Parte I: “Explicação, Miguel-Manso” [fevereiro 2021].
Parte II: “Regina Guimarães, Margarida Vale de Gato, Maria Brás Ferreira” [março 2021].
Parte III: “Poesia Expandida. Fernando Aguiar, Teresa M. G. Jardim, Ricardo Tiago Moura, Alexandre Francisco Diaphra e Marta Bernardes” [maio 2021].
Parte IV: Volta para Tua Terra (Urutau 2021)” [junho 2021].
Parte V: “Patrícia Lino conversa com Tiago Alves Costa” [agosto 2021].
Parte VI: “Casa de Gigante” [setembro 2021].
Parte VII: “7 poemas inéditos de Pedro Eiras” [outubro 2021].




Susana Araújo (Lisboa, 1975) é poeta, ensaísta, ficcionista e professora na Faculdade de Letras da Universidade de Coimbra. Entre outros títulos, é a autora do ensaio Transatlantic Fictions of 9/11 and the War on Terror Images of Insecurity, Narratives of Captivity (2015) e de dois livros de poemas, Dívida Soberana (2012) e Discurso aos Pacientes Cirúrgicos (2020).
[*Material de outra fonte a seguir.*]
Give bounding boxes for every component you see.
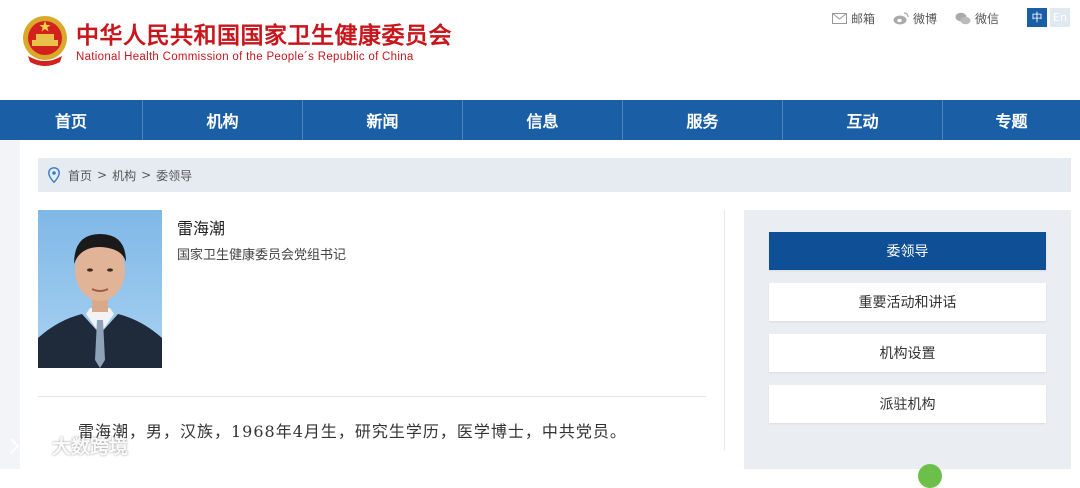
location-pin-icon bbox=[48, 167, 60, 183]
portrait-image bbox=[38, 210, 162, 368]
sidebar-item-stationed[interactable]: 派驻机构 bbox=[769, 385, 1046, 423]
lang-en-button[interactable]: En bbox=[1050, 8, 1070, 27]
nav-item-news[interactable]: 新闻 bbox=[303, 100, 463, 140]
wechat-icon bbox=[955, 12, 971, 24]
column-divider bbox=[724, 210, 725, 450]
section-divider bbox=[38, 396, 706, 397]
top-links: 邮箱 微博 微信 bbox=[832, 10, 1017, 26]
wechat-link-label: 微信 bbox=[975, 11, 1000, 26]
nav-item-institution[interactable]: 机构 bbox=[143, 100, 303, 140]
leader-portrait bbox=[38, 210, 162, 368]
breadcrumb: 首页 > 机构 > 委领导 bbox=[38, 158, 1071, 192]
sidebar-item-structure[interactable]: 机构设置 bbox=[769, 334, 1046, 372]
mail-link[interactable]: 邮箱 bbox=[832, 10, 875, 26]
sidebar-item-leaders[interactable]: 委领导 bbox=[769, 232, 1046, 270]
site-title-en[interactable]: National Health Commission of the People… bbox=[76, 51, 414, 63]
mail-icon bbox=[832, 12, 847, 24]
mail-link-label: 邮箱 bbox=[851, 11, 876, 26]
wechat-link[interactable]: 微信 bbox=[955, 10, 999, 26]
leader-bio: 雷海潮，男，汉族，1968年4月生，研究生学历，医学博士，中共党员。 bbox=[78, 422, 627, 441]
watermark: 大数跨境 bbox=[8, 432, 128, 459]
breadcrumb-current[interactable]: 委领导 bbox=[156, 167, 192, 184]
lang-cn-button[interactable]: 中 bbox=[1027, 8, 1047, 27]
breadcrumb-separator: > bbox=[97, 168, 108, 182]
floating-button[interactable] bbox=[918, 464, 942, 488]
national-emblem-icon[interactable] bbox=[20, 14, 70, 68]
leader-name: 雷海潮 bbox=[177, 219, 226, 238]
nav-item-information[interactable]: 信息 bbox=[463, 100, 623, 140]
watermark-text: 大数跨境 bbox=[52, 436, 129, 458]
nav-item-home[interactable]: 首页 bbox=[0, 100, 143, 140]
breadcrumb-institution[interactable]: 机构 bbox=[112, 167, 136, 184]
main-nav: 首页 机构 新闻 信息 服务 互动 专题 bbox=[0, 100, 1080, 140]
nav-item-interaction[interactable]: 互动 bbox=[783, 100, 943, 140]
language-switch: 中 En bbox=[1027, 8, 1070, 27]
weibo-link[interactable]: 微博 bbox=[893, 10, 937, 26]
weibo-icon bbox=[893, 11, 909, 24]
breadcrumb-separator: > bbox=[141, 168, 152, 182]
watermark-logo-icon bbox=[10, 437, 47, 454]
nav-item-service[interactable]: 服务 bbox=[623, 100, 783, 140]
site-title-cn[interactable]: 中华人民共和国国家卫生健康委员会 bbox=[76, 16, 452, 50]
leader-position: 国家卫生健康委员会党组书记 bbox=[177, 248, 347, 263]
sidebar-item-activities[interactable]: 重要活动和讲话 bbox=[769, 283, 1046, 321]
breadcrumb-home[interactable]: 首页 bbox=[68, 167, 92, 184]
nav-item-topics[interactable]: 专题 bbox=[943, 100, 1080, 140]
weibo-link-label: 微博 bbox=[913, 11, 938, 26]
site-header: 中华人民共和国国家卫生健康委员会 National Health Commiss… bbox=[0, 0, 1080, 100]
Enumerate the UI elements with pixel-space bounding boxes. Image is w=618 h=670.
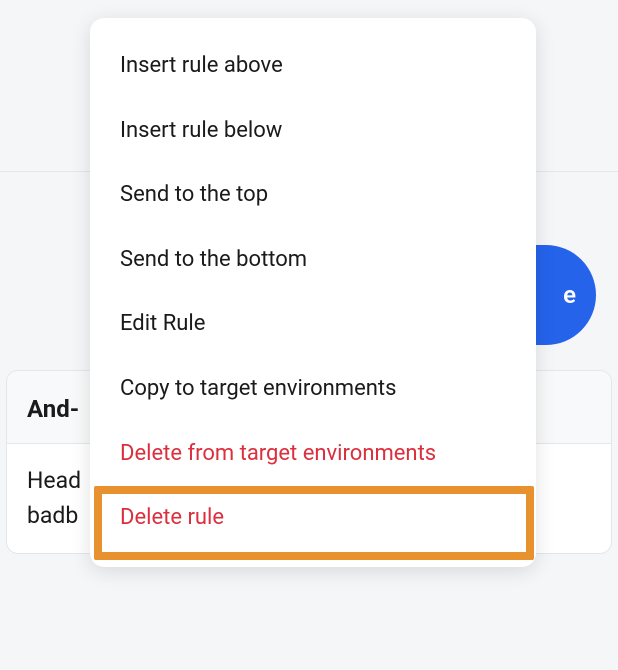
menu-item-send-bottom[interactable]: Send to the bottom — [90, 228, 536, 293]
menu-item-label: Insert rule below — [120, 118, 282, 143]
menu-item-label: Delete from target environments — [120, 441, 436, 466]
rule-context-menu: Insert rule above Insert rule below Send… — [90, 18, 536, 567]
menu-item-label: Edit Rule — [120, 311, 205, 336]
menu-item-label: Insert rule above — [120, 53, 283, 78]
menu-item-delete-environments[interactable]: Delete from target environments — [90, 422, 536, 487]
menu-item-delete-rule[interactable]: Delete rule — [90, 486, 536, 551]
menu-item-insert-above[interactable]: Insert rule above — [90, 34, 536, 99]
primary-action-label-fragment: e — [563, 281, 576, 309]
menu-item-label: Delete rule — [120, 505, 224, 530]
rule-card-header-text: And- — [27, 395, 79, 423]
menu-item-insert-below[interactable]: Insert rule below — [90, 99, 536, 164]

Se Dívida Soberana concentra o embrião do interesse anatómico de Susana pelo corpo, o volume seguinte, Discurso aos Pacientes Cirúrgicos, faz desse mesmo corpo descoberto o centro das suas atenções. O poema ou o bisturi com que Susana disseca as peripécias da crise financeira portuguesa, a vida portuguesa e o próprio conceito de nacionalidade aprofunda-se, oito anos depois, para narrar os detalhes e as dificuldades da doença e do processo cirúrgico que significam, expostos com empatia e crueza, muito mais do que o que sugerem à superfície da palavra.



5 POEMAS DE DÍVIDA SOBERANA (2012)

Susana Araújo. Dívida Soberana. Mariposa Azual. 2012.


MÁTRIA

Puxada pela cabeça, no reverso do
que tínhamos ensaiado, costuras
raspadas e cerzidas, na tentativa de
expelir um país em chamas onde o
Tecnocrata ternamente rege, ruge e cospe.

Pela clareira púrpura, os mesmos escrevem as
mesmas palavras nos mesmos jornais. Pátria,
puta hipócrita, porque falas de mim pelas costas?
Comprei o bilhete de regresso por engano.



CUMPRIMENTOS

Porque não agarras tu, asinha, aquela bóia
que passa de mão em mão, saber seguro de
chavões em bronze (encadernação dourada,
permanente em logro) e halo de laca?

Afundas-te só, forasteira nessa aversão pelo
axioma pátrio trancado a truísmos, nada
igual a si mesmo, cópia (sem original) do
já feito lá fora (nem consciência de tal).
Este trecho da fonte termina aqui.